Weinbaum and Zigdon took control of a company called CO2 Tech, which traded in the OTC market. Weinbaum and Zigdon obtained the shares by retaining Krome, a securities attorney. Krome allegedly evaded federal securities regulation requirements in order to provide co-conspirators with millions of unregistered shares of CO2 Tech that could not have otherwise been legally obtained.

In the indictment, the defendants fraudulently pumped up the market price and demand for CO2 Tech’s stock by making coordinated trades between themselves and making it appear that there were genuine investors in the market that were buying the shares. The defendants are also alleged to have made false and misleading press releases about CO2 Tech’s business relationships. After all the coordinated trades and false press releases artifically pumped the price of CO2 Tech, the defendants “dumped” their shares by selling them for huge profits at the expense of the general investing public.

Each count of wire fraud and mail fraud carries a maximum penalty of 20 years in prison and a $250,000 fine. The fraud conspiracy charges carry identical penalties as the substantive fraud offenses, up to 20 years imprisonment.
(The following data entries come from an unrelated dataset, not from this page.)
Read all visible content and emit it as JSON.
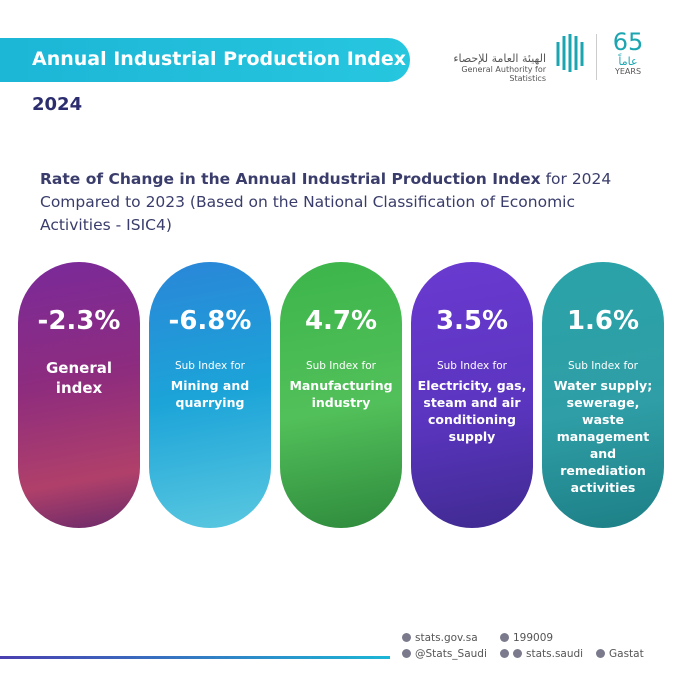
{
  "header": {
    "title": "Annual Industrial Production Index",
    "year": "2024",
    "org_arabic": "الهيئة العامة للإحصاء",
    "org_english": "General Authority for Statistics",
    "anniversary_number": "65",
    "anniversary_arabic": "عاماً",
    "anniversary_english": "YEARS"
  },
  "subtitle": {
    "bold": "Rate of Change in the Annual Industrial Production Index",
    "regular": " for 2024 Compared to 2023 (Based on the National Classification of Economic Activities - ISIC4)"
  },
  "cards": [
    {
      "value": "-2.3%",
      "label": "General index"
    },
    {
      "value": "-6.8%",
      "prefix": "Sub Index for",
      "label": "Mining and quarrying"
    },
    {
      "value": "4.7%",
      "prefix": "Sub Index for",
      "label": "Manufacturing industry"
    },
    {
      "value": "3.5%",
      "prefix": "Sub Index for",
      "label": "Electricity, gas, steam and air conditioning supply"
    },
    {
      "value": "1.6%",
      "prefix": "Sub Index for",
      "label": "Water supply; sewerage, waste management and remediation activities"
    }
  ],
  "footer": {
    "website": "stats.gov.sa",
    "phone": "199009",
    "twitter": "@Stats_Saudi",
    "facebook_instagram": "stats.saudi",
    "linkedin": "Gastat"
  }
}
The securities registration violation carries a maximum penalty of five years in prison and a $10,000 fine and the obstruction count carries a maximum penalty of 20 years in prison and a $250,000 fine. The money laundering conspiracy charge carries a maximum penalty of 20 years in prison. Each participant is facing decades of prison time for their participation in this scheme.